4. **Retriever Initialization**:
   - A `MultiVectorRetriever` is initialized to link hypothetical questions (stored in the vector store) with the original documents (stored in the document store).
5. **Querying**:
   - The retriever is queried with a search term (`"justice breyer"`), and it returns the relevant parent documents.

In [None]:
from typing import List
from pydantic import BaseModel, Field
from langchain_core.prompts import ChatPromptTemplate
from langchain.storage import InMemoryByteStore
from langchain.retrievers import MultiVectorRetriever
from langchain_chroma import Chroma
from langchain_openai import OpenAIEmbeddings, ChatOpenAI
import uuid

# Define Pydantic model for hypothetical questions
class HypotheticalQuestions(BaseModel):
    """Generate hypothetical questions."""
    questions: List[str] = Field(..., description="List of questions")

# Initialize OpenAI embeddings and LLM
embed = OpenAIEmbeddings(model="text-embedding-3-small", api_key=my_api_key)
model = ChatOpenAI(model="gpt-4o-mini", api_key=my_api_key)

# Define chain to generate hypothetical questions
chain = (
    {"doc": lambda x: x.page_content}
    | ChatPromptTemplate.from_template(
        "Generate a list of exactly 3 hypothetical questions that the below document could be used to answer:\n\n{doc}"
    )
    | model.with_structured_output(HypotheticalQuestions)
    | (lambda x: x.questions)
)

# Generate hypothetical questions for documents
hypothetical_questions = chain.batch(docs, {"max_concurrency": 5})

# Initialize vector store and document store
vectorstore = Chroma(collection_name="hypo-questions", embedding_function=embed)
store = InMemoryByteStore()
id_key = "doc_id"

# Initialize retriever
retriever = MultiVectorRetriever(
    vectorstore=vectorstore,
    byte_store=store,
    id_key=id_key,
)

# Generate unique IDs for documents
doc_ids = [str(uuid.uuid4()) for _ in docs]

# Create question documents
question_docs = []
for i, question_list in enumerate(hypothetical_questions):
    question_docs.extend(
        [Document(page_content=s, metadata={id_key: doc_ids[i]}) for s in question_list]
    )

# Add questions to vector store and original documents to document store
retriever.vectorstore.add_documents(question_docs)
retriever.docstore.mset(list(zip(doc_ids, docs)))

# Query the retriever
retrieved_docs = retriever.invoke("justice breyer")
print(retrieved_docs)

## **Conclusion**

The `MultiVectorRetriever` is a versatile and robust solution for advanced document retrieval tasks.
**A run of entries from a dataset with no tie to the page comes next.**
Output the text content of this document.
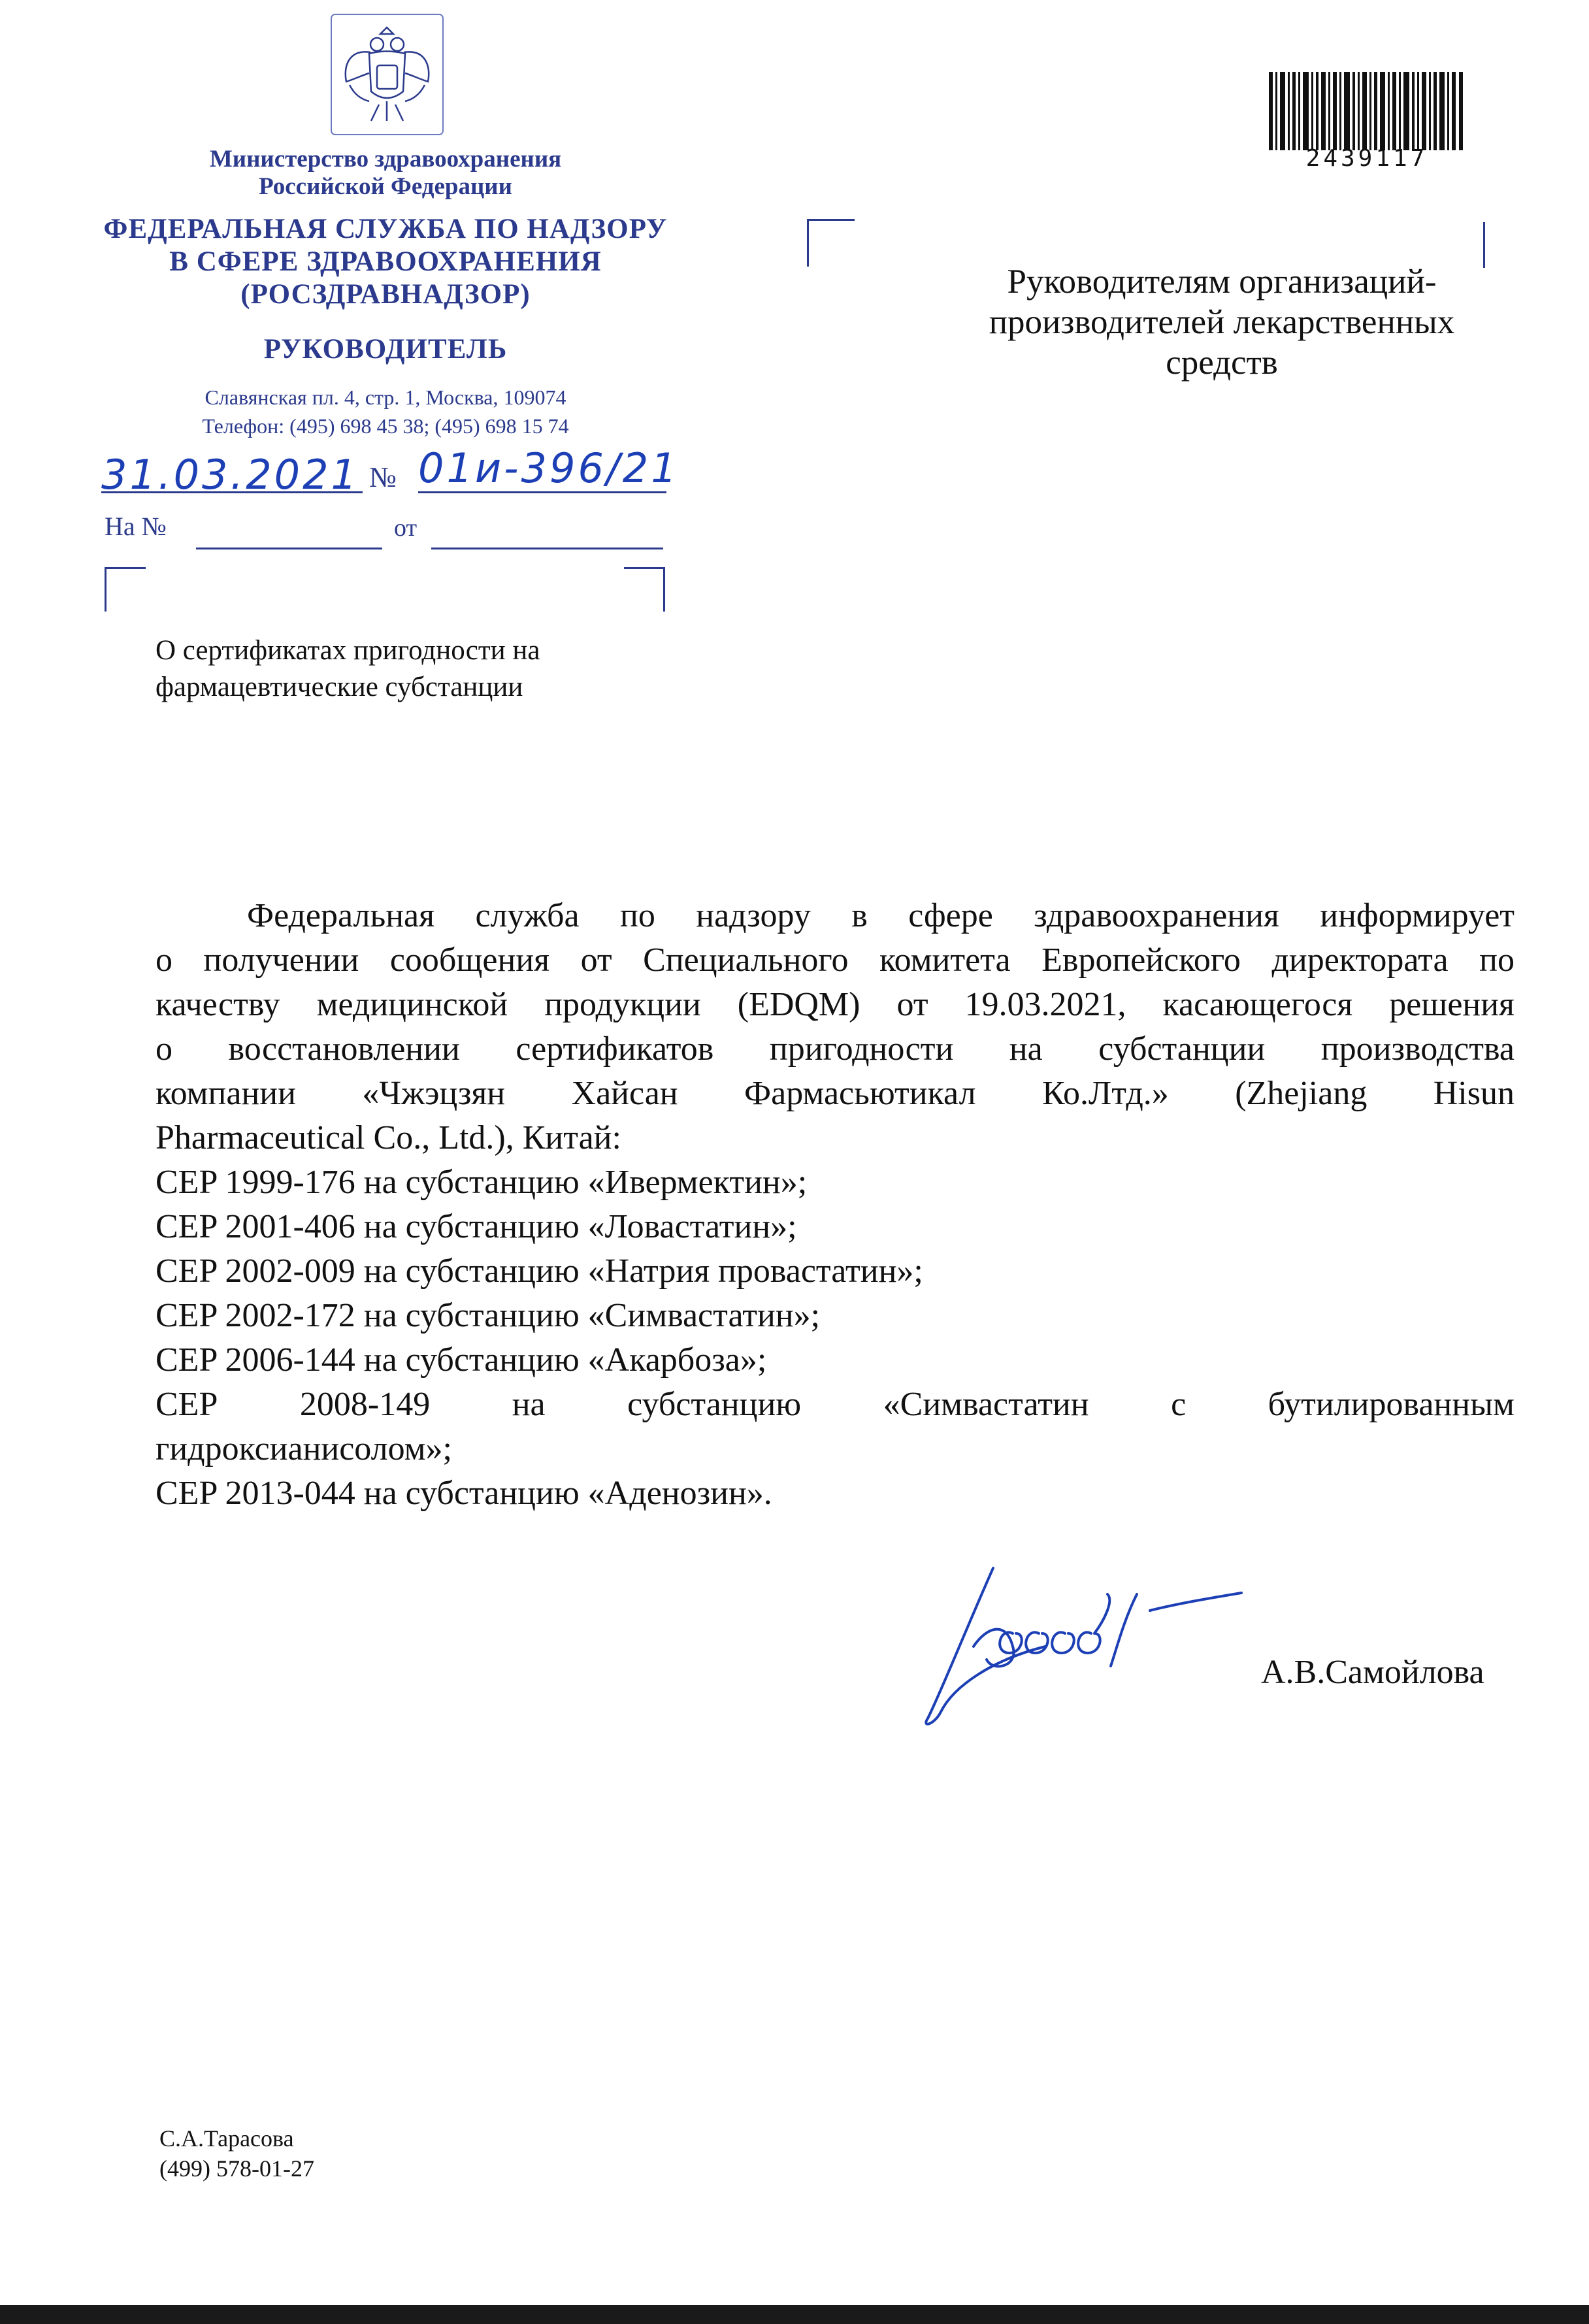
Министерство здравоохранения
Российской Федерации
ФЕДЕРАЛЬНАЯ СЛУЖБА ПО НАДЗОРУ
В СФЕРЕ ЗДРАВООХРАНЕНИЯ
(РОСЗДРАВНАДЗОР)
РУКОВОДИТЕЛЬ
Славянская пл. 4, стр. 1, Москва, 109074
Телефон: (495) 698 45 38; (495) 698 15 74
31.03.2021 № 01и-396/21
На №	от
2439117
Руководителям организаций-
производителей лекарственных
средств
О сертификатах пригодности на
фармацевтические субстанции
Федеральная служба по надзору в сфере здравоохранения информирует
о получении сообщения от Специального комитета Европейского директората по
качеству медицинской продукции (EDQM) от 19.03.2021, касающегося решения
о восстановлении сертификатов пригодности на субстанции производства
компании «Чжэцзян Хайсан Фармасьютикал Ко.Лтд.» (Zhejiang Hisun
Pharmaceutical Co., Ltd.), Китай:
CEP 1999-176 на субстанцию «Ивермектин»;
CEP 2001-406 на субстанцию «Ловастатин»;
CEP 2002-009 на субстанцию «Натрия провастатин»;
CEP 2002-172 на субстанцию «Симвастатин»;
CEP 2006-144 на субстанцию «Акарбоза»;
CEP 2008-149 на субстанцию «Симвастатин с бутилированным
гидроксианисолом»;
CEP 2013-044 на субстанцию «Аденозин».
А.В.Самойлова
С.А.Тарасова
(499) 578-01-27
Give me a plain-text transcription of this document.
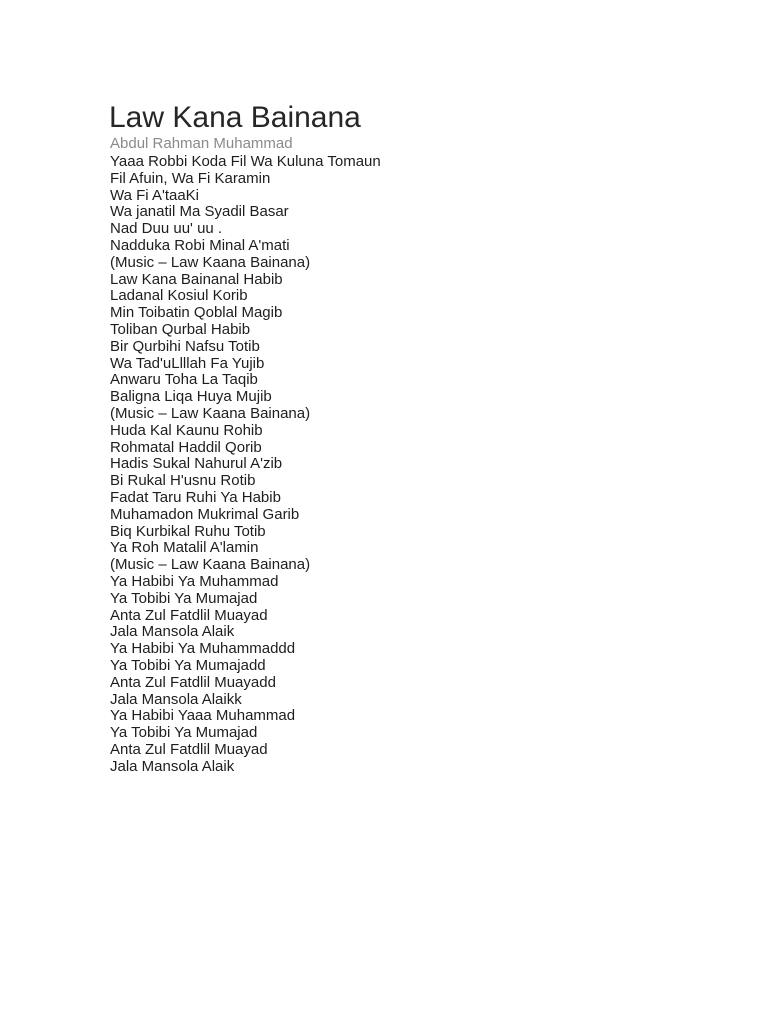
Law Kana Bainana

Abdul Rahman Muhammad

Yaaa Robbi Koda Fil Wa Kuluna Tomaun
Fil Afuin, Wa Fi Karamin
Wa Fi A'taaKi
Wa janatil Ma Syadil Basar
Nad Duu uu' uu .
Nadduka Robi Minal A'mati
(Music – Law Kaana Bainana)
Law Kana Bainanal Habib
Ladanal Kosiul Korib
Min Toibatin Qoblal Magib
Toliban Qurbal Habib
Bir Qurbihi Nafsu Totib
Wa Tad'uLlllah Fa Yujib
Anwaru Toha La Taqib
Baligna Liqa Huya Mujib
(Music – Law Kaana Bainana)
Huda Kal Kaunu Rohib
Rohmatal Haddil Qorib
Hadis Sukal Nahurul A'zib
Bi Rukal H'usnu Rotib
Fadat Taru Ruhi Ya Habib
Muhamadon Mukrimal Garib
Biq Kurbikal Ruhu Totib
Ya Roh Matalil A'lamin
(Music – Law Kaana Bainana)
Ya Habibi Ya Muhammad
Ya Tobibi Ya Mumajad
Anta Zul Fatdlil Muayad
Jala Mansola Alaik
Ya Habibi Ya Muhammaddd
Ya Tobibi Ya Mumajadd
Anta Zul Fatdlil Muayadd
Jala Mansola Alaikk
Ya Habibi Yaaa Muhammad
Ya Tobibi Ya Mumajad
Anta Zul Fatdlil Muayad
Jala Mansola Alaik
By leveraging multiple representations of documents—such as summaries, chunks, or hypothetical questions—it significantly improves the accuracy and relevance of search results. Its integration with vector stores and document stores allows for efficient indexing and retrieval, while its customizable nature makes it adaptable to a wide range of use cases. Whether you're building a retrieval-augmented generation (RAG) system, a semantic search engine, or a document summarization tool, the `MultiVectorRetriever` provides the flexibility and power needed to deliver high-quality results. With its ability to handle complex retrieval scenarios, it stands as a key component in modern natural language processing workflows.